Morbidly I think the numbers of people dying are the most reliable indicator but these numbers also have their own problems. What counts as a covid attributable death has changed during the course of the epidemic and also varies between countries. It’s very hard to unravel that data to make it easily comparable.
The only thing we can say is that we’re better prepared this time but the government have run out of money (so to speak) to fund another nationwide furlough scheme. It’s inevitable, I think, that the second wave will now be worse than the first. My bet is that we’re prepared sufficiently (from a hospital capacity point of view) for covid numbers that we saw in the first wave, but not the numbers we’re likely to see in the second.
Horrible thought.
RE the money I don’t think that’s right. HS2 just announced an £800m cost increase. Where’s that money coming from? I don’t think that’s a PFI type scheme.
With regard to metrics, deaths certainly works, but there was also a factor in an article posted by @Arminius I believe. It isn’t the R value, it was something else.
Personally I also look at the rate of change (steepness) in the charts.
Steep = Oh shit
Really steep = fuck fuck fuck
flat = watch carefully for the next 2 weeks.
The other problem is that the underlying dynamic has clearly changed, we just don’t fully understand why.
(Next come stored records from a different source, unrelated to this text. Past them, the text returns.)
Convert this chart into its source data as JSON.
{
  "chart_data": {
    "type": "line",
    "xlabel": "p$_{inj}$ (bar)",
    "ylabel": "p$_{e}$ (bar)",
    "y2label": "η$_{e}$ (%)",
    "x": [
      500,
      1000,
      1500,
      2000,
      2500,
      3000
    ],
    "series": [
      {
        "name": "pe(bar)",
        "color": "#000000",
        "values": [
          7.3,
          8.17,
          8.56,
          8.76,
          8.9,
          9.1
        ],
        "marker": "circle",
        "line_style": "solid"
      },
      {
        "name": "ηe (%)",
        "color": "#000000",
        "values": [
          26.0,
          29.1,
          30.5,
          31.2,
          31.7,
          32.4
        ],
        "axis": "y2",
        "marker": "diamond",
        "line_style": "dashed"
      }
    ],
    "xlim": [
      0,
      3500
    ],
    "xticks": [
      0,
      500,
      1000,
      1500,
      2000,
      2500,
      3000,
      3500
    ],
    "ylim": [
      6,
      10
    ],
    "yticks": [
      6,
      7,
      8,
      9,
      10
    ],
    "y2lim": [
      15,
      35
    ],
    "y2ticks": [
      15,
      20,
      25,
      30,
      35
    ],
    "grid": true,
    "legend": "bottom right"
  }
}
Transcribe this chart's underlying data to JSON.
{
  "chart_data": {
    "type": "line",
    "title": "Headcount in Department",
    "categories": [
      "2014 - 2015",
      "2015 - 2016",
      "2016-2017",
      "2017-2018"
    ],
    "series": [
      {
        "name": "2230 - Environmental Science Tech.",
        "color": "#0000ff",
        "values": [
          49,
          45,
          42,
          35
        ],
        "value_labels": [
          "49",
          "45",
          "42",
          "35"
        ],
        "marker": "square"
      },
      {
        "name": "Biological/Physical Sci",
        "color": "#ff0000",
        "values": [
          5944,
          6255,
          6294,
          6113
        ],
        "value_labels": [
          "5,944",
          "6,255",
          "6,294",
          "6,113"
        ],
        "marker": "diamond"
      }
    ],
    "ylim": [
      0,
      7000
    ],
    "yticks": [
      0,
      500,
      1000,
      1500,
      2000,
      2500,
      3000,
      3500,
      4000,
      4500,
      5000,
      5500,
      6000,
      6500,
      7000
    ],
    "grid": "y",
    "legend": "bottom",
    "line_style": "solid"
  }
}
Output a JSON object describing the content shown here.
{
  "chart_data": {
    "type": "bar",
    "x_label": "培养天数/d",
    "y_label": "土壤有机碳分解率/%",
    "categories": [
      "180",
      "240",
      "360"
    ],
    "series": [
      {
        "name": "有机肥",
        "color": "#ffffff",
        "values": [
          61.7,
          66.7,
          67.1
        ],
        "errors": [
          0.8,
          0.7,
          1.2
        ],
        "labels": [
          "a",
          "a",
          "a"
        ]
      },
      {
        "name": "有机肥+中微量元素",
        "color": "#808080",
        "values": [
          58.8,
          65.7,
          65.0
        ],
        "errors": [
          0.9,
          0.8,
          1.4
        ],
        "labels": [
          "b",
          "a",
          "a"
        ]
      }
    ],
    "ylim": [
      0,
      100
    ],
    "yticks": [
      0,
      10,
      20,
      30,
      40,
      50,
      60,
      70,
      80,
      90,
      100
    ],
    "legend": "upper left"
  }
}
The dominant strain may have mutated, it seems most physicians have a much greater sense of how to treat severe cases (although it doesn’t appear there is hard data on that), and transmission in a summer outdoor setting might be exposing more people to milder cases. So death rate, and as noted above, detection of milder cases is much more extensive.
Are you alluding to the K parameter (K: The Overlooked Variable That's Driving the Pandemic - The Atlantic) - K for cluster?
That’s the one.
but we’re not following the science so kind of irrelevant in some ways.